Before anyone is about to get alarmist  without sufficient math background on the topic data please read: https://security.stackexchange.com/questions/116596/will-quantum-computers-render-aes-obsolete answer by Cort Ammon. Note also that AES-256 length was in fact chosen over the initial suggestion of AES-128 standard over worries on quantum computing.

TLDR;  We think Quantum computation will halve the effective keylength of AES and other symmetric algorithms. So double your AES keylength, and you are good to go. (AES-256 is probably good enough unless you need to protect high value assets for decades.) On the other hand, quantum computation completely screws RSA and Elliptic curve asymmetric algorithms. There are other algorithms that we think are OK, but we aren't sure (yet). Get ready for much bigger keys in future.

Of course not the entire world of communications is anywhere near AES-256 or even the completely obsolete RSA-1 today.
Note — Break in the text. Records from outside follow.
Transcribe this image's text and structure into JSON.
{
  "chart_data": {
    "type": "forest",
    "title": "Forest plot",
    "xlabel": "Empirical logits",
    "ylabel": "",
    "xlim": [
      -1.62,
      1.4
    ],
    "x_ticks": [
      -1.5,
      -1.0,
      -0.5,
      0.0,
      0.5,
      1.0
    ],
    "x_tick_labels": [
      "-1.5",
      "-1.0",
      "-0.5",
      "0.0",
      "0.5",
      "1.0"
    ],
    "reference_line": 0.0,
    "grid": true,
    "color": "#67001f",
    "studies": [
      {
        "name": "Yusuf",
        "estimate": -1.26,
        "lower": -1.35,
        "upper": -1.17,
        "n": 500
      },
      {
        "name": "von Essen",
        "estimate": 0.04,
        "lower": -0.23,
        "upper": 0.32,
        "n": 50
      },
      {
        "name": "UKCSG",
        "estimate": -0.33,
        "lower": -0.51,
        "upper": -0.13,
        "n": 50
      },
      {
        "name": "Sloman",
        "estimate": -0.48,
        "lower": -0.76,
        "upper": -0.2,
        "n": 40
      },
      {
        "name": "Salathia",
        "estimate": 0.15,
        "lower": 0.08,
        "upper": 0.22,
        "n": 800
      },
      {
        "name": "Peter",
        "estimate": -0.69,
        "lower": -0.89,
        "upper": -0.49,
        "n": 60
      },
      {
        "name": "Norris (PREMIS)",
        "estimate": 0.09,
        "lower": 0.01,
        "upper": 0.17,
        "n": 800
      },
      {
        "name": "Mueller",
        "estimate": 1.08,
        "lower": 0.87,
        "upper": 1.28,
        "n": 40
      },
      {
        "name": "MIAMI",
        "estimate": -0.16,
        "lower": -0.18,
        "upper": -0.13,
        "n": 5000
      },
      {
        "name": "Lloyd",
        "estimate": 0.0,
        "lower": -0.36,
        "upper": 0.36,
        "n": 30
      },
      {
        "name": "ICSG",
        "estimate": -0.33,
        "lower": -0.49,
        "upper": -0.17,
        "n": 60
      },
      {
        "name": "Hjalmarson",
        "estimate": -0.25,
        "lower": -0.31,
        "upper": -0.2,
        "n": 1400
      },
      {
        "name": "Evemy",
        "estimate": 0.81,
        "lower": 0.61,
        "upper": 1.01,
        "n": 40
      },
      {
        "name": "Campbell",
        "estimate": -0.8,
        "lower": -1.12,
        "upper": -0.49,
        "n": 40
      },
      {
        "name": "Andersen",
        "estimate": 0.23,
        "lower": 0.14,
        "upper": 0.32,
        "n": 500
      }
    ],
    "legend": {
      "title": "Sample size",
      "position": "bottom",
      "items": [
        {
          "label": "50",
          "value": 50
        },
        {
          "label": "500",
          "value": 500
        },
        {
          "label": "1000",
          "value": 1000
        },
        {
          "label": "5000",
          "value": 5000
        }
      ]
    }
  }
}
By the way there's already public quantum computer available by IBM for research purposes. https://www.research.ibm.com/ibm-q/

It's there for anyone to experiment because frankly no one knows quite how they should be effectively used. And no one knows what kind of problems they can solve best either.

The are expected to shine for route optimization algorithms that could save time and energy.

For the record I am not trying to be alarmist, just sharing a heads up about next generation technology. Quantum computing is in it's infancy.

Defeating encryption is probably the scariest thing media could come up with, ignoring the benefits.

JR

 

[dmp]

Encrypted money has brought some of these considerations out.
The tradeoff is to consider the computational cost compared to the reward for breaking some encryption.
Currently, massive supercomputers may be able to break some encyption but the cost dwarfs the potential reward.

Optimization methods are more efficient than a brute force, random search method, when there is a response - which of course you do not have when trying to break a password (there is no hotter / colder feedback).

I could see developments after a few decades making current encryption breakable. An interesting scenario would be orphaned bitcoins (where the original owner lost the key) being unlocked by treasure hunters. Presumably, any crypto currency owner that still held the key would have moved it to a higher encryption standard long before the 'cracking' technology were feasible.